LifeGroup Questions
  1. Have you ever felt like challenging times dictate your value?
  2. Why is it important to separate that your situation doesn’t determine how God feels about you?
  3. Why is that difficult to do sometimes?
  4. Where in Scripture do you see that Christ values you beyond your circumstance?
  5. Jesus didn’t end the persecution in the world.  But He promises He will one day.  How does that challenge your view of God’s goodness?
  6. When Jesus promises life to the persecuted church in Revelation, does that bring you hope?
  7. You have survived 100% of the things you’ve faced.  While that may or may not be comforting, what challenges in your life have you faced that you’ve seen God be faithful through?
Background on Smyrna
An ancient city on the west coast of Asia Minor, situated at the head of the gulf into which the Hermus River flows. It was located 40 miles north of Ephesus on the border between Aeolis to the north and Ionia to the south. The site of Smyrna is the present day Turkish city of Izmir.

In the book of Revelation, Smyrna was one of the seven cities to which the prophet John (Rev 1:1; 2:8) sent messages. It was one of the seven postal districts—situated on a circular route—that made up the most crucial part of the Roman province of Asia Minor. Paul or one of his companions may have introduced Christianity to Smyrna (see Acts 19:9–10, 26).

History and Culture
Smyrna was famous for its beauty, as ancient writers noted. Apollonius of Tyana marveled at how Mount Pagus was crowned with a circle of beautiful public buildings—although he then advises the Smyrneans that it would be better to take pride in a “crown of persons”. The historian Strabo remarked on the city’s beauty, wealth, and new wines.

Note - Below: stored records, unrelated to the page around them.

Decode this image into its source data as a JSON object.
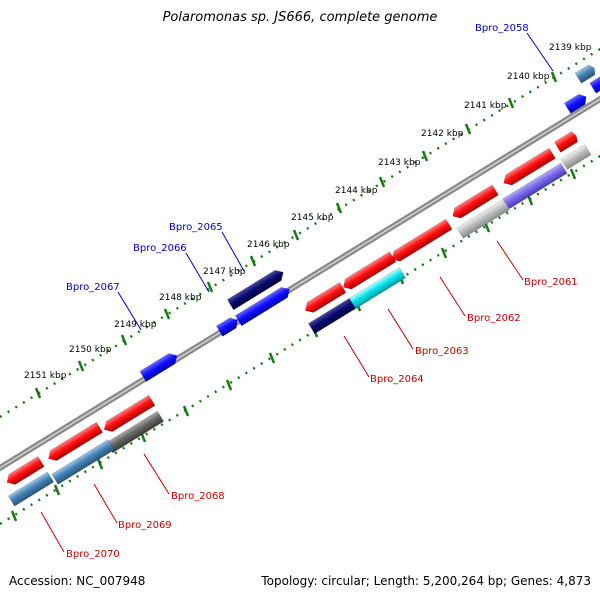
{
  "title": "Polaromonas sp. JS666, complete genome",
  "accession": "Accession: NC_007948",
  "summary": "Topology: circular; Length: 5,200,264 bp; Genes: 4,873",
  "colors": {
    "backbone": "#8a8a8a",
    "tick": "#1a7a1a",
    "label_forward": "#0000cc",
    "label_reverse": "#cc0000"
  },
  "ticks": [
    "2139 kbp",
    "2140 kbp",
    "2141 kbp",
    "2142 kbp",
    "2143 kbp",
    "2144 kbp",
    "2145 kbp",
    "2146 kbp",
    "2147 kbp",
    "2148 kbp",
    "2149 kbp",
    "2150 kbp",
    "2151 kbp"
  ],
  "forward_labels": [
    "Bpro_2058",
    "Bpro_2065",
    "Bpro_2066",
    "Bpro_2067"
  ],
  "reverse_labels": [
    "Bpro_2061",
    "Bpro_2062",
    "Bpro_2063",
    "Bpro_2064",
    "Bpro_2068",
    "Bpro_2069",
    "Bpro_2070"
  ]
}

During the Graeco-Roman period, the city had a population over 100,000, including a Jewish presence. Some people in the Jewish community in certain cities of Asia Minor may have collaborated with Rome against a Christian minority. There is evidence that Jews in Smyrna participated in the Martyrdom of Polycarp, which occurred several decades after Revelation was written.

In AD 29, seven cities competed for the right to build a temple to the emperor Tiberius. Smyrna was chosen, and became the “temple warden”. It acquired another temple under the emperor Hadrian. Archaeologists have discovered coins portraying Nero, dedications to the emperors Titus and Domitian, and statues of Domitian, Trajan, and Hadrian. These artifacts all demonstrate Smyrna’s devotion to the emperor.

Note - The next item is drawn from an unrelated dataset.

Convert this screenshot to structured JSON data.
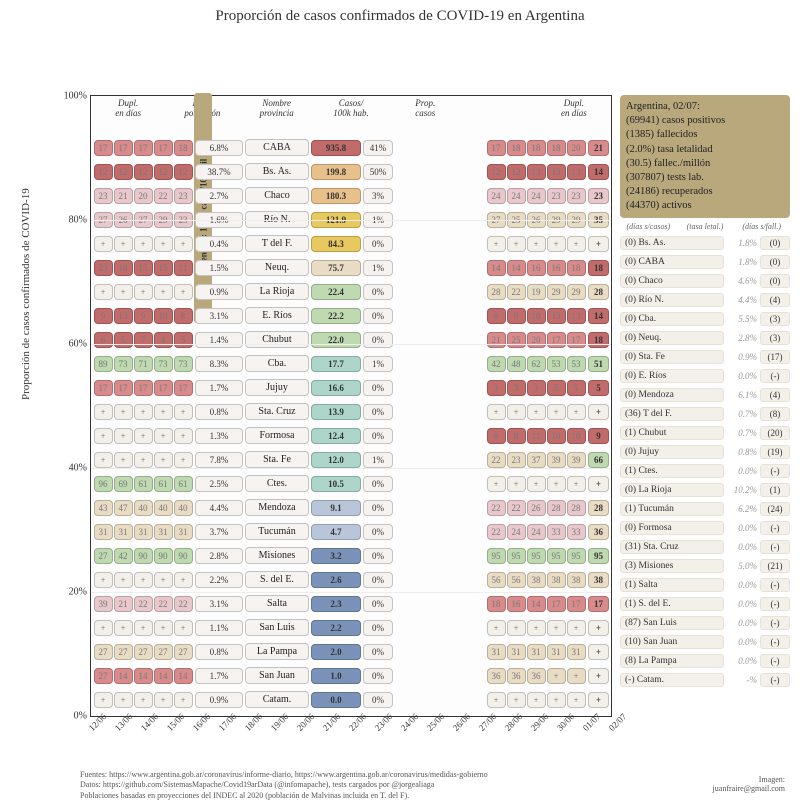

Smyrna was the most important seaport in Asia Minor because of its location on the edge of the trade route that went east into the surrounding areas. Throughout the Roman period, Smyrna excelled in medicine and science. It was home to guilds of tanners, silversmiths, and goldsmiths. Membership in these guilds included sacrificing to a pagan deity and likely to the emperor as well. Also required was participation in a common meal dedicated to a pagan deity.